La collabobosphère complice de l’ultra-libéralisme

Les journaleux de gauche comme ceux du quotidien de révérences Le Monde ou ceux de Marianne s’inquiètent de la montée de l’inquiétude des Français face notamment à l’immigration d’après l’enquête du Cevipof.

Ainsi Nicolas Domenach rend responsables de cette inquiétude les quelques penseurs de droite (Zemmour, Roufol, Ménard…) qui osent penser à contre-courant de la collabobosphère dont il est un des membres éminents. Il disserte sur « la beaufitude de comptoirs » de ceux qui ne magnifient pas la France de la diversité, sur le « narcissisme obsessionnel » de ceux qui nient l’apport sans équivalent de l’immigration à notre pays, de « la peur qui tient lieu de pensée » aux Français de souche qui ne suivent pas le chemin lumineux tracés par les « élites » médiâcratiques, politiques, pipoles, « intellectuelles ».
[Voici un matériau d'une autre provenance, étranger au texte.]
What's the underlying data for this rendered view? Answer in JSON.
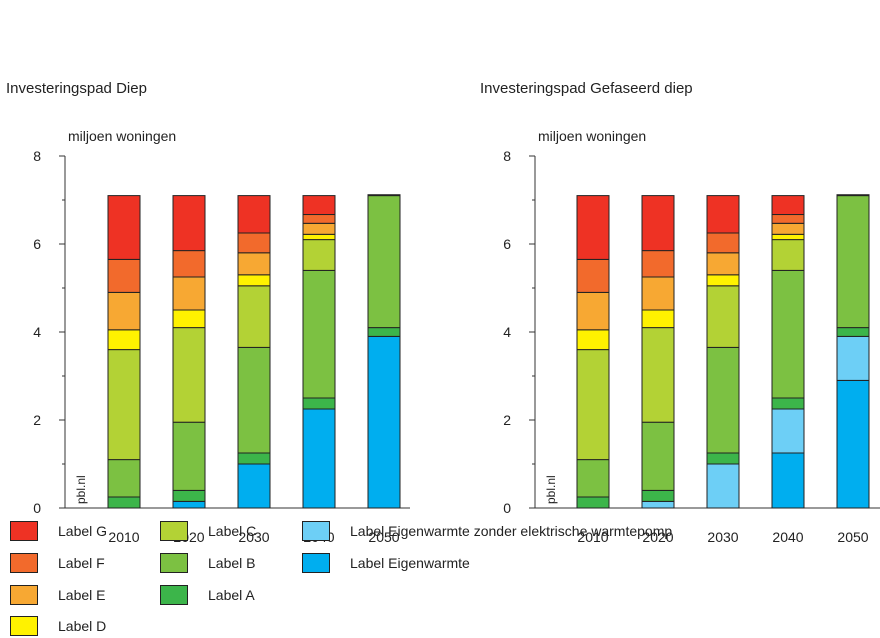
{
  "chart_data": [
    {
      "type": "bar",
      "stacked": true,
      "title": "Investeringspad Diep",
      "ylabel": "miljoen woningen",
      "ylim": [
        0,
        8
      ],
      "yticks": [
        0,
        2,
        4,
        6,
        8
      ],
      "categories": [
        "2010",
        "2020",
        "2030",
        "2040",
        "2050"
      ],
      "watermark": "pbl.nl",
      "series": [
        {
          "name": "Label Eigenwarmte",
          "values": [
            0,
            0.15,
            1.0,
            2.25,
            3.9
          ]
        },
        {
          "name": "Label Eigenwarmte zonder elektrische warmtepomp",
          "values": [
            0,
            0,
            0,
            0,
            0
          ]
        },
        {
          "name": "Label A",
          "values": [
            0.25,
            0.25,
            0.25,
            0.25,
            0.2
          ]
        },
        {
          "name": "Label B",
          "values": [
            0.85,
            1.55,
            2.4,
            2.9,
            3.0
          ]
        },
        {
          "name": "Label C",
          "values": [
            2.5,
            2.15,
            1.4,
            0.7,
            0
          ]
        },
        {
          "name": "Label D",
          "values": [
            0.45,
            0.4,
            0.25,
            0.12,
            0
          ]
        },
        {
          "name": "Label E",
          "values": [
            0.85,
            0.75,
            0.5,
            0.25,
            0
          ]
        },
        {
          "name": "Label F",
          "values": [
            0.75,
            0.6,
            0.45,
            0.2,
            0
          ]
        },
        {
          "name": "Label G",
          "values": [
            1.45,
            1.25,
            0.85,
            0.43,
            0.02
          ]
        }
      ]
    },
    {
      "type": "bar",
      "stacked": true,
      "title": "Investeringspad Gefaseerd diep",
      "ylabel": "miljoen woningen",
      "ylim": [
        0,
        8
      ],
      "yticks": [
        0,
        2,
        4,
        6,
        8
      ],
      "categories": [
        "2010",
        "2020",
        "2030",
        "2040",
        "2050"
      ],
      "watermark": "pbl.nl",
      "series": [
        {
          "name": "Label Eigenwarmte",
          "values": [
            0,
            0,
            0,
            1.25,
            2.9
          ]
        },
        {
          "name": "Label Eigenwarmte zonder elektrische warmtepomp",
          "values": [
            0,
            0.15,
            1.0,
            1.0,
            1.0
          ]
        },
        {
          "name": "Label A",
          "values": [
            0.25,
            0.25,
            0.25,
            0.25,
            0.2
          ]
        },
        {
          "name": "Label B",
          "values": [
            0.85,
            1.55,
            2.4,
            2.9,
            3.0
          ]
        },
        {
          "name": "Label C",
          "values": [
            2.5,
            2.15,
            1.4,
            0.7,
            0
          ]
        },
        {
          "name": "Label D",
          "values": [
            0.45,
            0.4,
            0.25,
            0.12,
            0
          ]
        },
        {
          "name": "Label E",
          "values": [
            0.85,
            0.75,
            0.5,
            0.25,
            0
          ]
        },
        {
          "name": "Label F",
          "values": [
            0.75,
            0.6,
            0.45,
            0.2,
            0
          ]
        },
        {
          "name": "Label G",
          "values": [
            1.45,
            1.25,
            0.85,
            0.43,
            0.02
          ]
        }
      ]
    }
  ],
  "colors": {
    "Label G": "#ee3224",
    "Label F": "#f26a2c",
    "Label E": "#f7a833",
    "Label D": "#fff200",
    "Label C": "#b3d235",
    "Label B": "#7cc142",
    "Label A": "#3cb54a",
    "Label Eigenwarmte zonder elektrische warmtepomp": "#6dcff6",
    "Label Eigenwarmte": "#00aeef"
  },
  "legend": [
    {
      "label": "Label G"
    },
    {
      "label": "Label F"
    },
    {
      "label": "Label E"
    },
    {
      "label": "Label D"
    },
    {
      "label": "Label C"
    },
    {
      "label": "Label B"
    },
    {
      "label": "Label A"
    },
    {
      "label": "Label Eigenwarmte zonder elektrische warmtepomp"
    },
    {
      "label": "Label Eigenwarmte"
    }
  ]
}
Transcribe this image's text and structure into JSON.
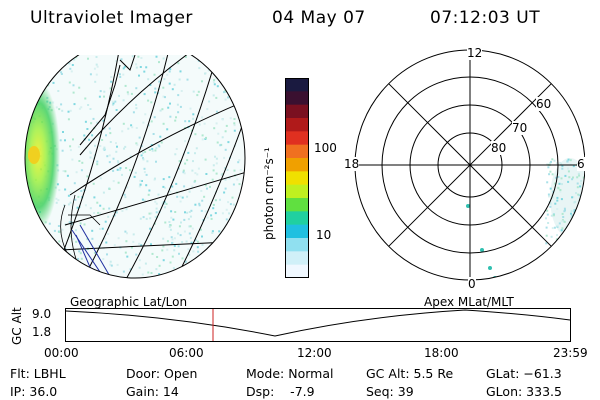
{
  "header": {
    "title": "Ultraviolet Imager",
    "date": "04 May 07",
    "time": "07:12:03 UT"
  },
  "colorbar": {
    "unit_label": "photon cm⁻²s⁻¹",
    "ticks": [
      "100",
      "10"
    ],
    "colors": [
      "#1a1a40",
      "#3a1030",
      "#7a1020",
      "#b01a1a",
      "#e03020",
      "#f07020",
      "#f0a000",
      "#f0e000",
      "#c0f020",
      "#60e040",
      "#20d0a0",
      "#20c0e0",
      "#90e0f0",
      "#d0f0f8",
      "#f0f8ff"
    ]
  },
  "polar": {
    "labels": {
      "top": "12",
      "left": "18",
      "right": "6",
      "bottom": "0"
    },
    "lat_labels": [
      "60",
      "70",
      "80"
    ]
  },
  "map_labels": {
    "left": "Geographic Lat/Lon",
    "right": "Apex  MLat/MLT"
  },
  "timeline": {
    "axis_label": "GC Alt",
    "y_ticks": [
      "9.0",
      "1.8"
    ],
    "x_ticks": [
      "00:00",
      "06:00",
      "12:00",
      "18:00",
      "23:59"
    ],
    "marker_color": "#cc2020"
  },
  "info": {
    "flt": "Flt: LBHL",
    "ip": "IP: 36.0",
    "door": "Door: Open",
    "gain": "Gain: 14",
    "mode": "Mode: Normal",
    "dsp": "Dsp:    -7.9",
    "gc_alt": "GC Alt: 5.5 Re",
    "seq": "Seq: 39",
    "glat": "GLat: −61.3",
    "glon": "GLon: 333.5"
  }
}
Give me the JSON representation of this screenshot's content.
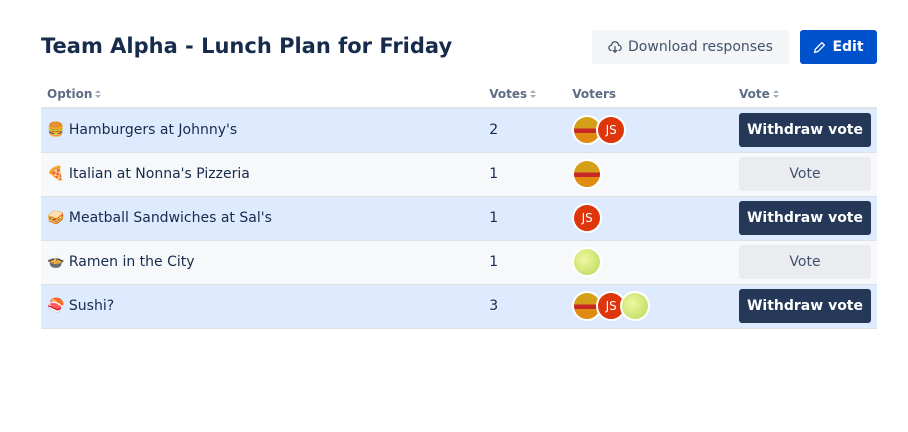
{
  "header": {
    "title": "Team Alpha - Lunch Plan for Friday",
    "buttons": [
      "Download responses",
      "Edit"
    ]
  },
  "table": {
    "columns": [
      "Option",
      "Votes",
      "Voters",
      "Vote"
    ],
    "rows": [
      {
        "icon": "🍔",
        "option": "Hamburgers at Johnny's",
        "votes": 2,
        "voters": [
          "JS"
        ],
        "action": "Withdraw vote"
      },
      {
        "icon": "🍕",
        "option": "Italian at Nonna's Pizzeria",
        "votes": 1,
        "voters": [],
        "action": "Vote"
      },
      {
        "icon": "🥪",
        "option": "Meatball Sandwiches at Sal's",
        "votes": 1,
        "voters": [
          "JS"
        ],
        "action": "Withdraw vote"
      },
      {
        "icon": "🍲",
        "option": "Ramen in the City",
        "votes": 1,
        "voters": [],
        "action": "Vote"
      },
      {
        "icon": "🍣",
        "option": "Sushi?",
        "votes": 3,
        "voters": [
          "JS"
        ],
        "action": "Withdraw vote"
      }
    ]
  }
}
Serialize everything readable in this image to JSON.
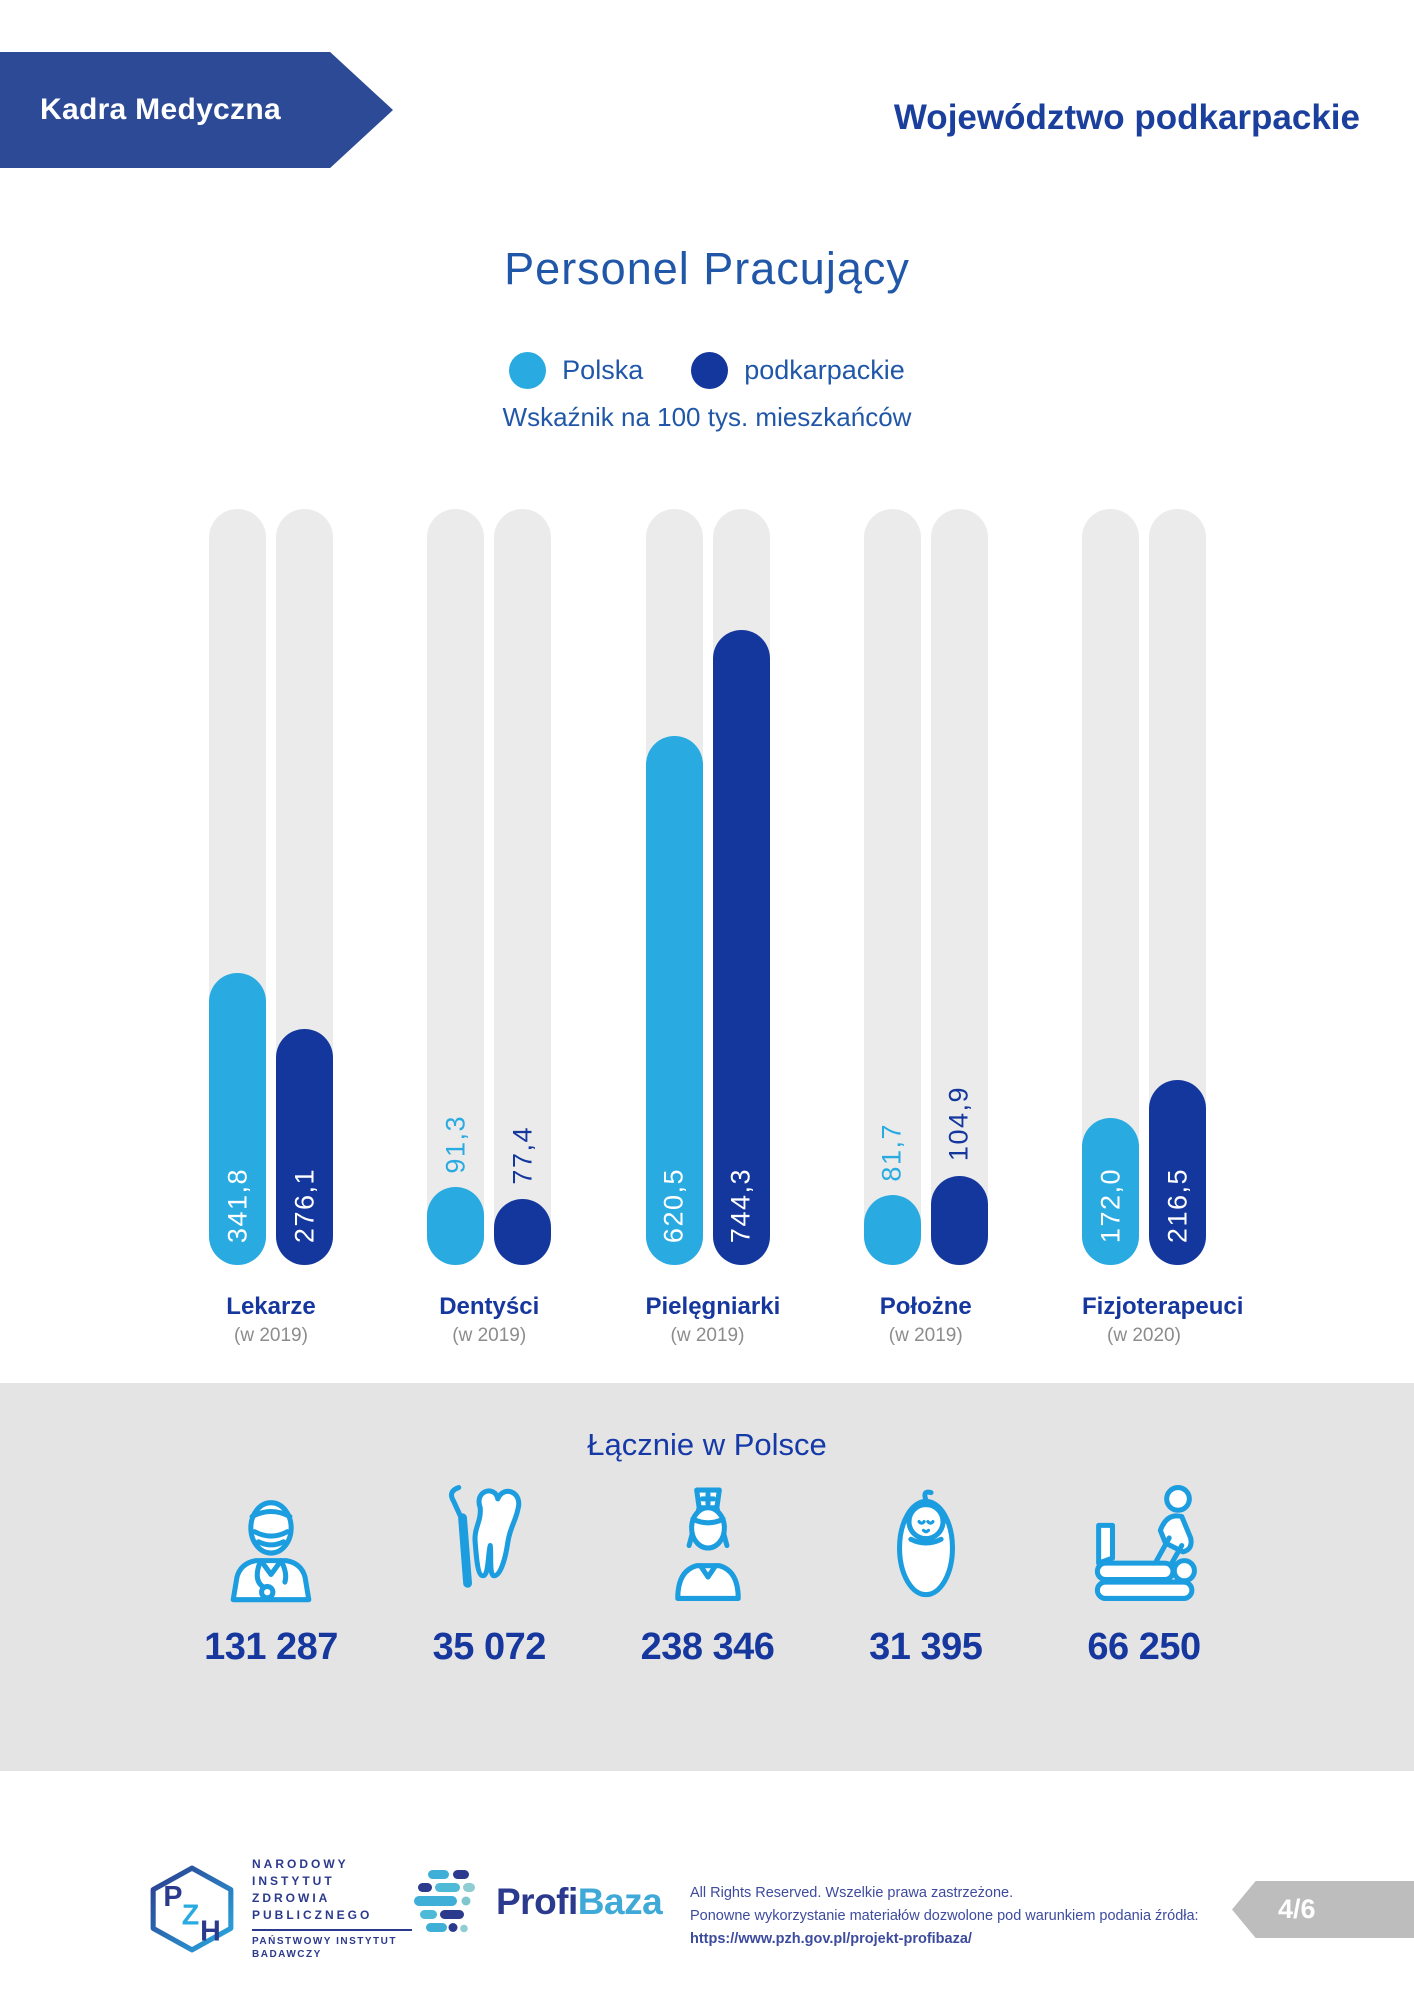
{
  "header": {
    "banner_label": "Kadra Medyczna",
    "region_title": "Województwo podkarpackie"
  },
  "chart_data": {
    "type": "bar",
    "title": "Personel Pracujący",
    "subtitle": "Wskaźnik na 100 tys. mieszkańców",
    "legend_position": "top-center",
    "grid": false,
    "ylim": [
      0,
      886
    ],
    "categories": [
      "Lekarze",
      "Dentyści",
      "Pielęgniarki",
      "Położne",
      "Fizjoterapeuci"
    ],
    "category_years": [
      "(w 2019)",
      "(w 2019)",
      "(w 2019)",
      "(w 2019)",
      "(w 2020)"
    ],
    "legend": [
      {
        "name": "Polska",
        "color": "#29ABE2"
      },
      {
        "name": "podkarpackie",
        "color": "#14379E"
      }
    ],
    "series": [
      {
        "name": "Polska",
        "color": "#29ABE2",
        "values": [
          341.8,
          91.3,
          620.5,
          81.7,
          172.0
        ],
        "labels": [
          "341,8",
          "91,3",
          "620,5",
          "81,7",
          "172,0"
        ]
      },
      {
        "name": "podkarpackie",
        "color": "#14379E",
        "values": [
          276.1,
          77.4,
          744.3,
          104.9,
          216.5
        ],
        "labels": [
          "276,1",
          "77,4",
          "744,3",
          "104,9",
          "216,5"
        ]
      }
    ]
  },
  "totals": {
    "heading": "Łącznie w Polsce",
    "items": [
      {
        "icon": "doctor-icon",
        "value": "131 287"
      },
      {
        "icon": "tooth-icon",
        "value": "35 072"
      },
      {
        "icon": "nurse-icon",
        "value": "238 346"
      },
      {
        "icon": "baby-icon",
        "value": "31 395"
      },
      {
        "icon": "physiotherapist-icon",
        "value": "66 250"
      }
    ]
  },
  "footer": {
    "pzh": {
      "letters": [
        "P",
        "Z",
        "H"
      ],
      "lines": [
        "NARODOWY",
        "INSTYTUT",
        "ZDROWIA",
        "PUBLICZNEGO"
      ],
      "sub_lines": [
        "PAŃSTWOWY INSTYTUT",
        "BADAWCZY"
      ]
    },
    "profibaza": {
      "part1": "Profi",
      "part2": "Baza"
    },
    "rights_line1": "All Rights Reserved. Wszelkie prawa zastrzeżone.",
    "rights_line2": "Ponowne wykorzystanie materiałów dozwolone pod warunkiem podania źródła:",
    "rights_link": "https://www.pzh.gov.pl/projekt-profibaza/",
    "page_badge": "4/6"
  },
  "colors": {
    "polska": "#29ABE2",
    "podkarpackie": "#14379E",
    "banner": "#2D4A96",
    "title_text": "#2157A8",
    "category_text": "#16379E",
    "year_text": "#8C8C8C",
    "track": "#EBEBEB",
    "band": "#E4E4E4",
    "icon": "#1B9DE0",
    "footer_text": "#3D4B9E",
    "badge": "#BDBDBD",
    "profi_navy": "#2B3A8C",
    "baza_blue": "#3FA9D8"
  }
}
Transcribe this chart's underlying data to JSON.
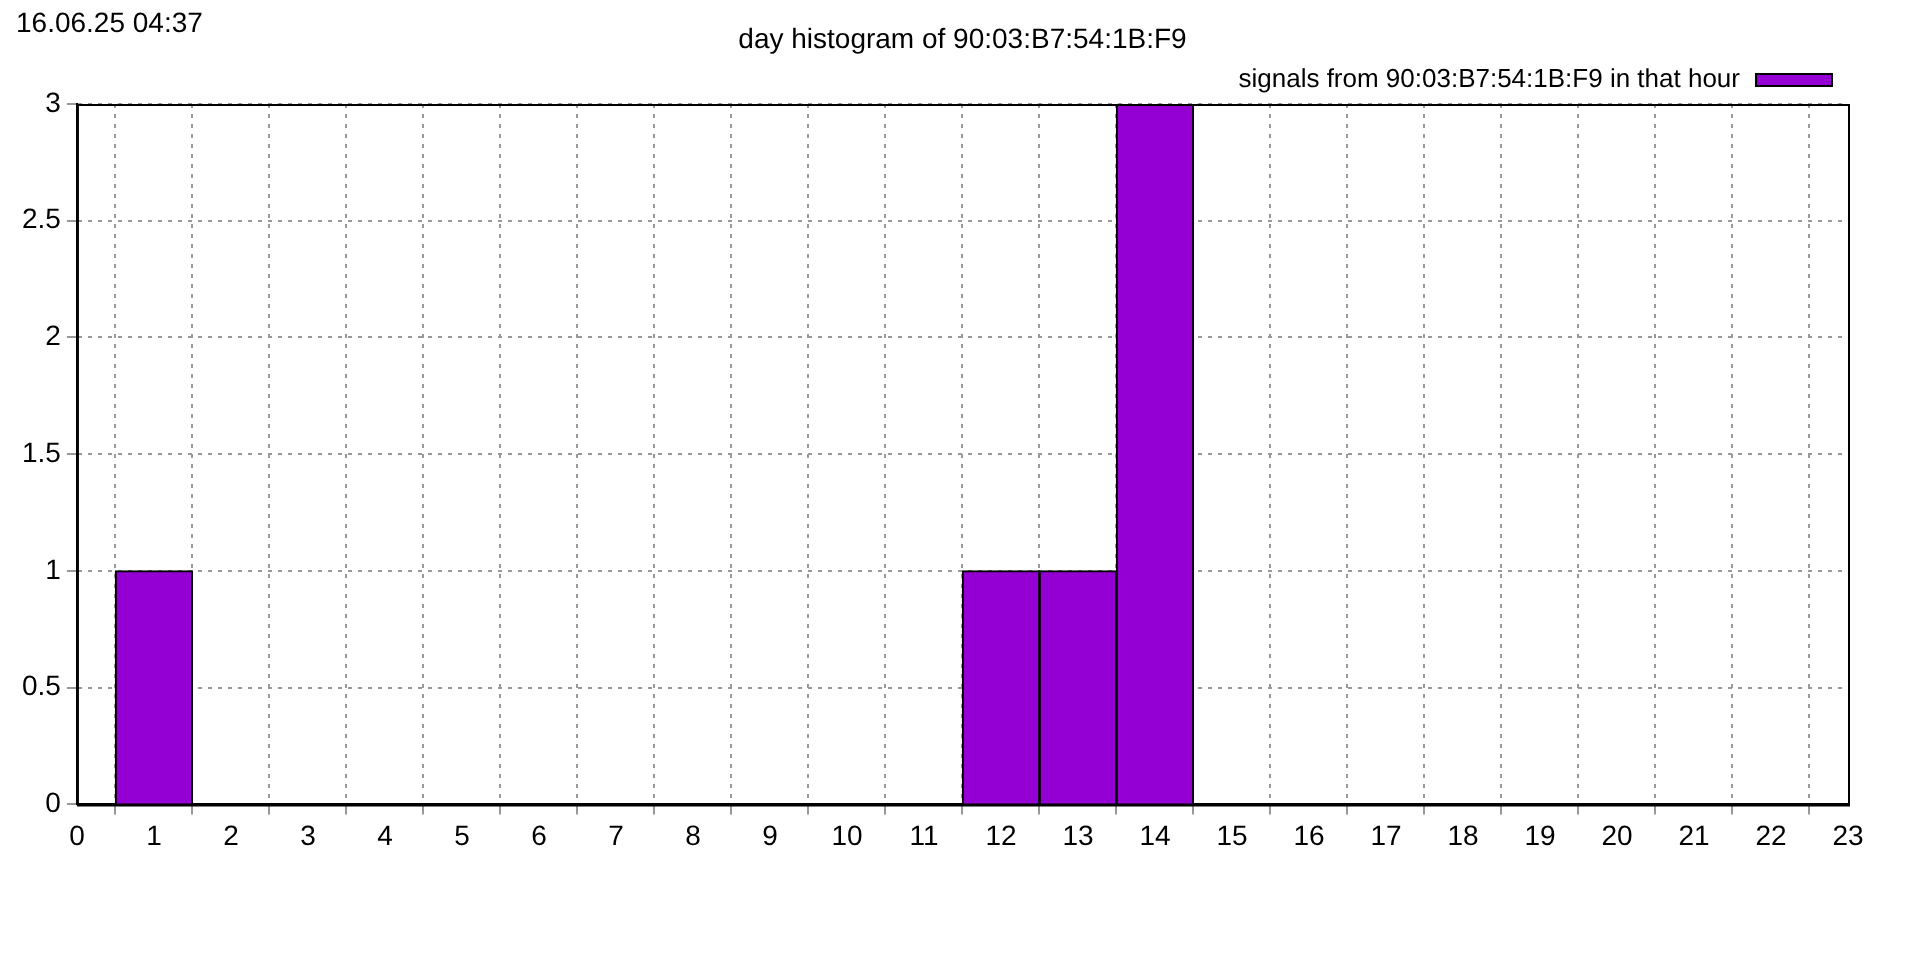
{
  "chart_data": {
    "type": "histogram",
    "title": "day histogram of 90:03:B7:54:1B:F9",
    "annotations": [
      "16.06.25 04:37"
    ],
    "bins": [
      0.5,
      1.5,
      2.5,
      3.5,
      4.5,
      5.5,
      6.5,
      7.5,
      8.5,
      9.5,
      10.5,
      11.5,
      12.5,
      13.5,
      14.5,
      15.5,
      16.5,
      17.5,
      18.5,
      19.5,
      20.5,
      21.5,
      22.5
    ],
    "series": [
      {
        "name": "signals from 90:03:B7:54:1B:F9 in that hour",
        "color": "#9400d3",
        "values": [
          1,
          0,
          0,
          0,
          0,
          0,
          0,
          0,
          0,
          0,
          0,
          1,
          1,
          3,
          0,
          0,
          0,
          0,
          0,
          0,
          0,
          0
        ]
      }
    ],
    "xlim": [
      0,
      23
    ],
    "xticks": [
      0,
      1,
      2,
      3,
      4,
      5,
      6,
      7,
      8,
      9,
      10,
      11,
      12,
      13,
      14,
      15,
      16,
      17,
      18,
      19,
      20,
      21,
      22,
      23
    ],
    "ylim": [
      0,
      3
    ],
    "yticks": [
      0,
      0.5,
      1,
      1.5,
      2,
      2.5,
      3
    ],
    "grid": true,
    "legend": "top right"
  }
}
Nicolas Domenach est le type même de ces fléaux bien-pensants à l’analyse sclérosée aux schémas archaïques. Ces psittacistes qui se considèrent non comme les mutin de Panurge qu’ils sont, mais comme des héros de la pensée contemporaine combattant le Mal. « Encore un siècle de journalisme et tous les mots pueront », disait Nietzsche. Domenach en est la preuve vivante.

Jack Dion, c’est un début, dans Marianne, commence à s’interroger « sur la responsabilité de ceux qui vivant à l’écart des banlieues populaires se donnent bonne conscience en étant des adeptes de l’immigration libre dont rêve le patronat ». Ces fameux bobos qui se permettent de donner des leçons « aux beaufs de comptoir ».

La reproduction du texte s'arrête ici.